When you sell a rental property, part of the depreciation is subject to recapture. Normally real-estate is depreciated on what is called the Straight line method. However, there is also the MACRs straight line method which calculates depreciation a slightly higher percentage. So Stephanie was correct that you do have to recapture the depreciation amount this is more than straight line depreciation.
Depreciation recapture is the difference between your cost basis and your adjusted basis. Your adjusted basis is the cost basis less all depreciation allowed or allowable. Long-term capital gain is the difference between your selling price and your cost basis for assets owned for more than one year.
For example, if the property cost you $30,000 originally and you depreciated it down to zero (you shouldn't have depreciated the part allocable to land but let's assume you did) your adjusted basis is zero. If you sell the property for $100,000 net, $70,000 would be long-term capital gain and $30,000 would be recapture.
From the details you provided, you have a reportable loss.
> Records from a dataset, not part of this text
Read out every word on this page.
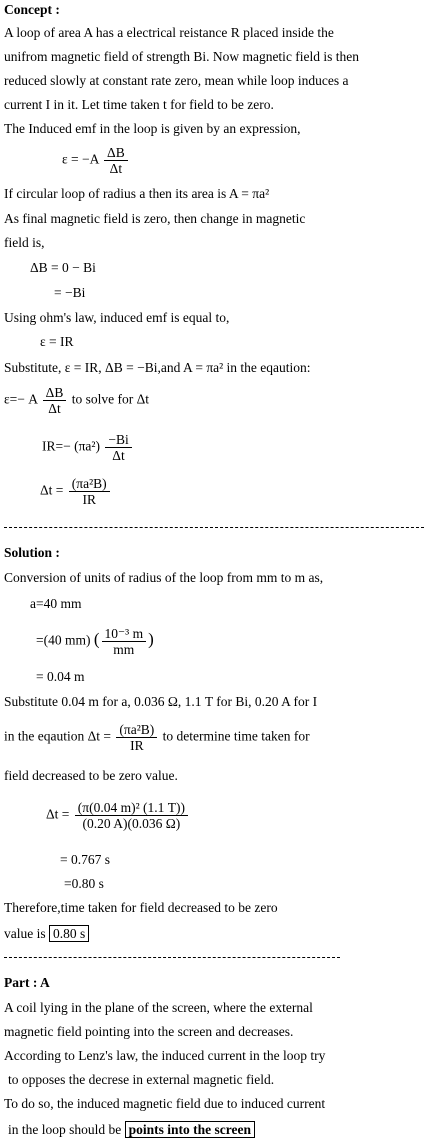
Concept :
A loop of area A has a electrical reistance R placed inside the
unifrom magnetic field of strength Bi. Now magnetic field is then
reduced slowly at constant rate zero, mean while loop induces a
current I in it. Let time taken t for field to be zero.
The Induced emf in the loop is given by an expression,
$\varepsilon = -A \frac{\Delta B}{\Delta t}$
If circular loop of radius a then its area is A = πa²
As final magnetic field is zero, then change in magnetic
field is,
ΔB = 0 − Bi
= −Bi
Using ohm's law, induced emf is equal to,
ε = IR
Substitute, ε = IR, ΔB = −Bi,and A = πa² in the eqaution:
ε=− A $\frac{\Delta B}{\Delta t}$ to solve for Δt
$IR=- (\pi a^2) \frac{-Bi}{\Delta t}$
$\Delta t = \frac{\text{(πa²B)}}{IR}$
Solution :
Conversion of units of radius of the loop from mm to m as,
a=40 mm
=(40 mm) ( $\frac{\text{10⁻³ m}}{mm}$ )
= 0.04 m
Substitute 0.04 m for a, 0.036 Ω, 1.1 T for Bi, 0.20 A for I
in the eqaution $\Delta t = \frac{\text{(πa²B)}}{IR}$ to determine time taken for
field decreased to be zero value.
$\Delta t = \frac{\text{(π(0.04 m)² (1.1 T))}}{(0.20 A)(0.036 \Omega)}$
= 0.767 s
=0.80 s
Therefore,time taken for field decreased to be zero
value is 0.80 s
Part : A
A coil lying in the plane of the screen, where the external
magnetic field pointing into the screen and decreases.
According to Lenz's law, the induced current in the loop try
to opposes the decrese in external magnetic field.
To do so, the induced magnetic field due to induced current
in the loop should be points into the screen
So if the depreciation was done on the straight line method, which I am going to presume it was...then you loss is the $49,000 plus any attorney costs, etc.. for the short sale. If you have to recapture any of the depreciation, you will still have a loss. You need to find out what method was used to depreciate the property. Since your accountant told you it was recapturable, it may be that he did use the straight line method...however, with that said, the MQACRS real estate method is not that much more aggressive. So I disagree with your accountant. Maybe some of it is, but not all, unless he did use the real estate code for depreciation.
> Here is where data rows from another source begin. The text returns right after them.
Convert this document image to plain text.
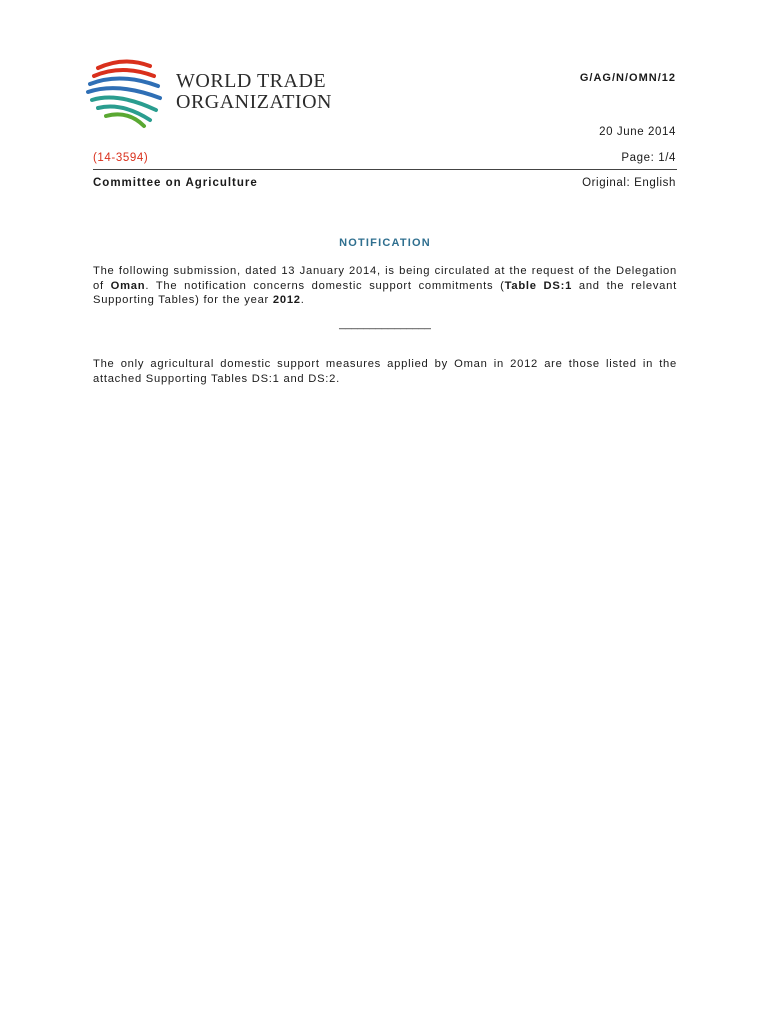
WORLD TRADE
ORGANIZATION
G/AG/N/OMN/12
20 June 2014
(14-3594)	Page: 1/4
Committee on Agriculture	Original: English
NOTIFICATION
The following submission, dated 13 January 2014, is being circulated at the request of the Delegation of Oman. The notification concerns domestic support commitments (Table DS:1 and the relevant Supporting Tables) for the year 2012.
_______________
The only agricultural domestic support measures applied by Oman in 2012 are those listed in the attached Supporting Tables DS:1 and DS:2.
Can you find out what method of depreciation was used...and what date it was placed in service and the date you sold it on short sale.
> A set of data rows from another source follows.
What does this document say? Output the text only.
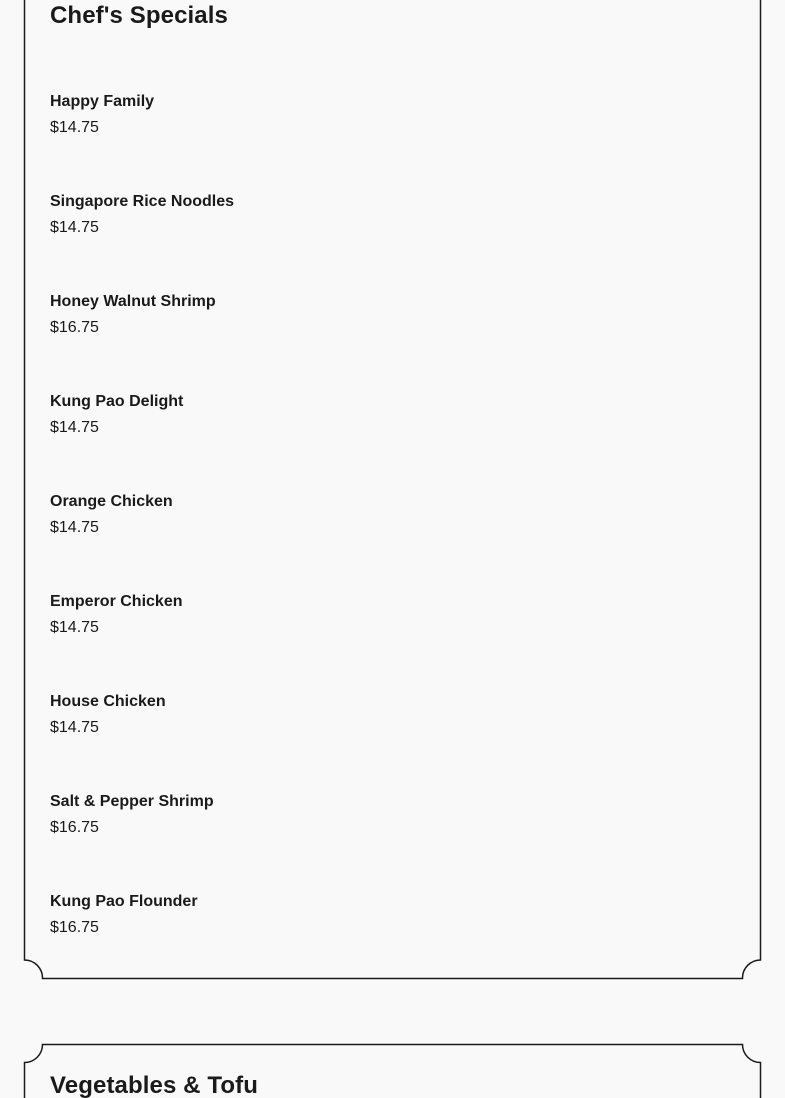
Chef's Specials
Happy Family
$14.75
Singapore Rice Noodles
$14.75
Honey Walnut Shrimp
$16.75
Kung Pao Delight
$14.75
Orange Chicken
$14.75
Emperor Chicken
$14.75
House Chicken
$14.75
Salt & Pepper Shrimp
$16.75
Kung Pao Flounder
$16.75
Vegetables & Tofu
As to the two owners on title, yet only one took the write off for the property. The owner who has taken no write off will report the 1099-S for $100,000 and show it as passed through to you, your social security number. I.E. - Mr. Smith- Schedule D- Sale of Ha Rental Property - proceeds $100,000...Cost $100,000..net zero. Now you need to show the entire $200,000 sales price on your return. Your partner may also attach a supplemental statement that states: Sale Of Hawaii Rental Property- 1099-S received for $100,000 was a nominee distribution to your name and social security number. Their accountant should know how to handle this.
So I wait your reply in how the property was depreciated so I may assist you in calculating you actual recapture and loss on the property.
Thank you for allowing me to assist you.